Medicaid expansion has reduced the number of uninsured by millions
Before the Affordable Care Act went into effect, 44 million people in the United States were uninsured. The ACA brought the number of uninsured people to historical lows, by making coverage more affordable for people buying policies in the ACA marketplaces and by increasing funding and expanding eligibility for Medicaid coverage in states. In the law’s first decade, 20 million people gained health care coverage, most through Medicaid which provided insurance for more than 12 million more people thanks to the ACA.
Millions more are eligible for Medicaid coverage, but Republicans are blocking access
But the ACA has yet to be fully implemented in every state. So far, thirty-eight states and the District of Columbia have expanded Medicaid coverage. In the remaining twelve states, state legislatures controlled by Republicans are blocking coverage for four million nonelderly adults without insurance who would be able to get Medicaid if they lived in a different state.
Medicaid access improves health outcomes and increases economic security. Since the ACA was enacted,Medicaid has saved at least 19,000 lives. If all states had expanded Medicaid, the number of lives saved just among older adults in 2017 would have rivaled the number of lives seatbelts saved. Medicaid enables people to get regular preventive care, to get treatment for chronic health conditions like diabetes and high blood pressure and Medicaid is the leading payer of mental health and addiction treatment services.
There are also significant financial benefits from Medicaid expansion. Fewer low-income adults in Medicaid expansion states struggle with medical debt and low-income renters in those states are less likely to face eviction. Medicaid expansion is associated with less debt, better credit, and increased savings. People who gain coverage from ACA expansion have reported that it’s easier for them to find and keep jobs.
It’s time to close the coverage gap once and for all.
President Biden’s American Rescue Plan increased incentives for states to expand Medicaid and provide enhanced services. .States would collectively receive almost $10 billion MORE than it would cost to expand Medicaid over the first two years alone–but even that has not been enough to overcome partisan politics.
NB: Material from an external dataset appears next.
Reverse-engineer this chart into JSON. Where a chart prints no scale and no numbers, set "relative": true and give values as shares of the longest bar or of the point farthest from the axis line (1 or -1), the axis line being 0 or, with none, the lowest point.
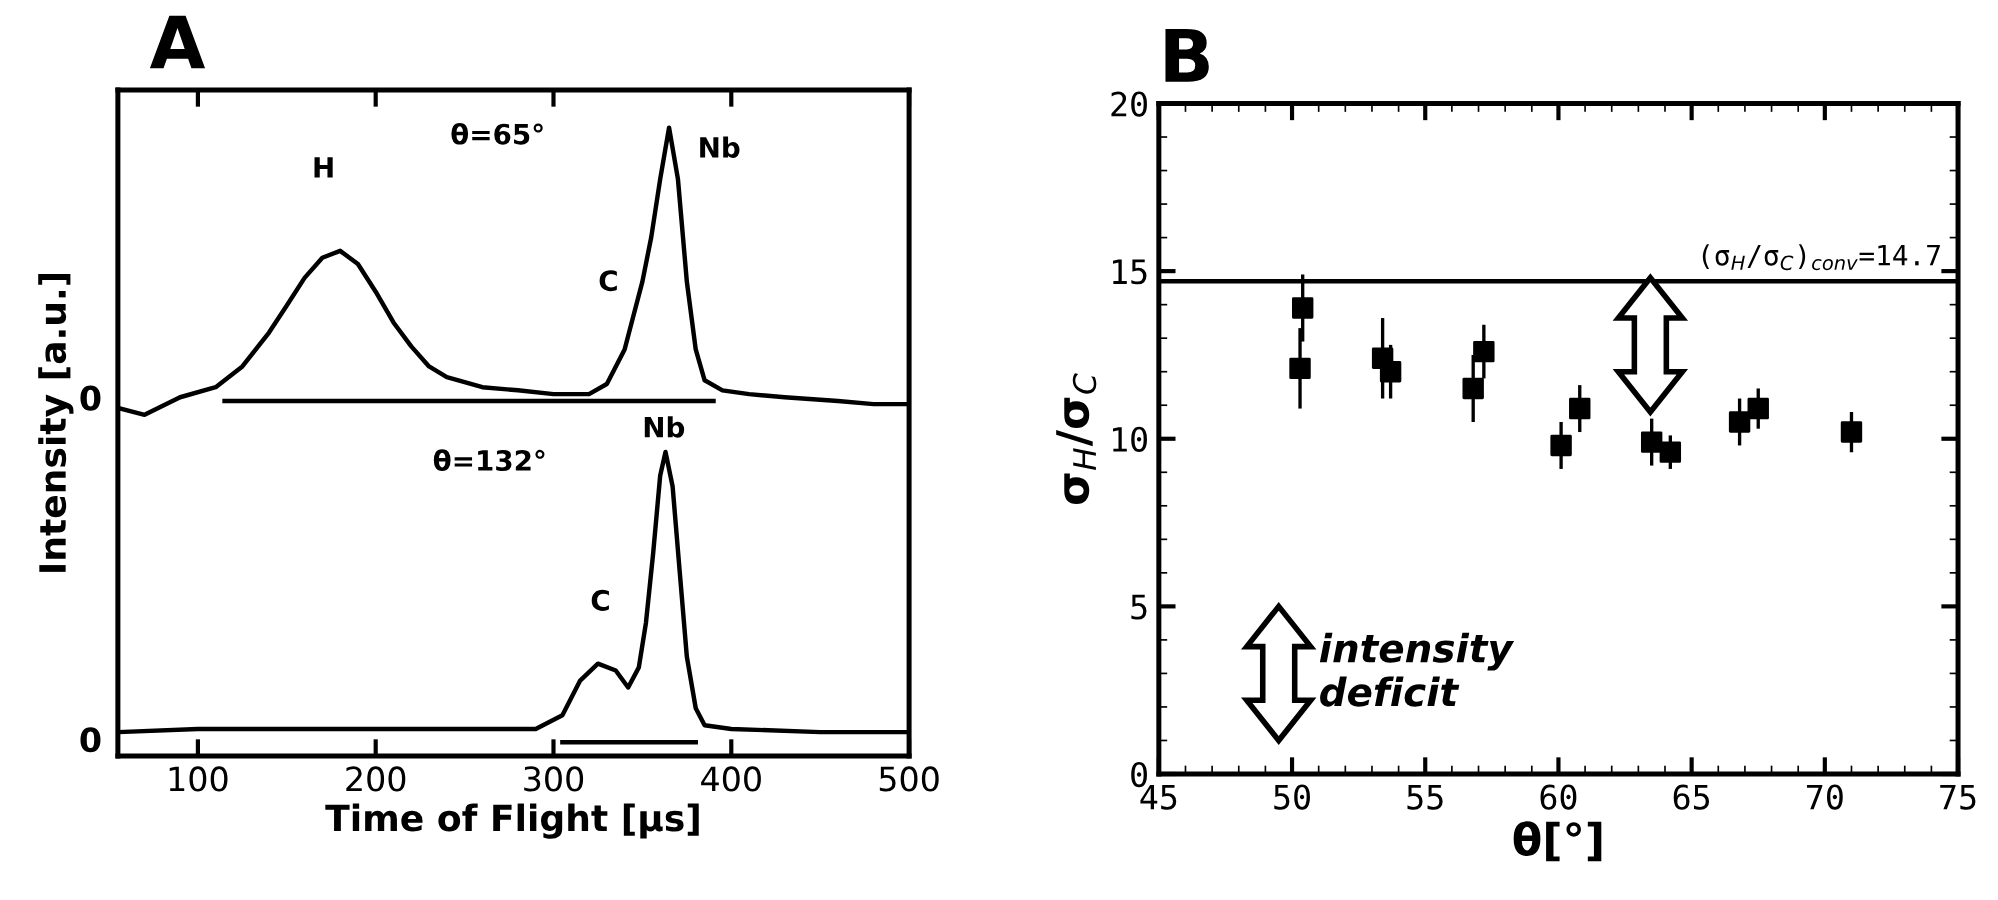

Republican lawmakers continue to put their political agenda ahead of healthcare for millions.
President Biden and the 117th Congress must take stepped up action to ensure that everyone who is eligible for coverage, no matter where they live, how much money they have or which political party they voted for, can get access to affordable health coverage they need to recover from COVID, get basic services and take care of their families.
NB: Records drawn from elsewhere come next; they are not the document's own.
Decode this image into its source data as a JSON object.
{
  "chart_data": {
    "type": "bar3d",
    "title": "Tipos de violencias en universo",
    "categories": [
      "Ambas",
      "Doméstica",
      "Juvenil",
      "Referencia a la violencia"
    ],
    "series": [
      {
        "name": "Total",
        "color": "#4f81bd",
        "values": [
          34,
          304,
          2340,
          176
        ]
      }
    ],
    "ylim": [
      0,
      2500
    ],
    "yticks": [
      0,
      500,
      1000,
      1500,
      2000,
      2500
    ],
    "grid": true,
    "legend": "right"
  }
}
Georgia Senators Warnock and Ossoff are urging the Administration to intervene with a federal fix to the coverage gap in the upcoming Build Back Better plan saying in a letter, “The federal government, which already funded coverage for these individuals through the Affordable Care Act, has a responsibility to step in and help these citizens who have been left behind by their state leadership.”
As the nation recovers from the worst public health crisis in generations and seeks to address gaps exposed by the crisis, there has never been a better time to ensure that the future of healthcare fully addresses the needs of every American and equips us all for a healthier and more secure future.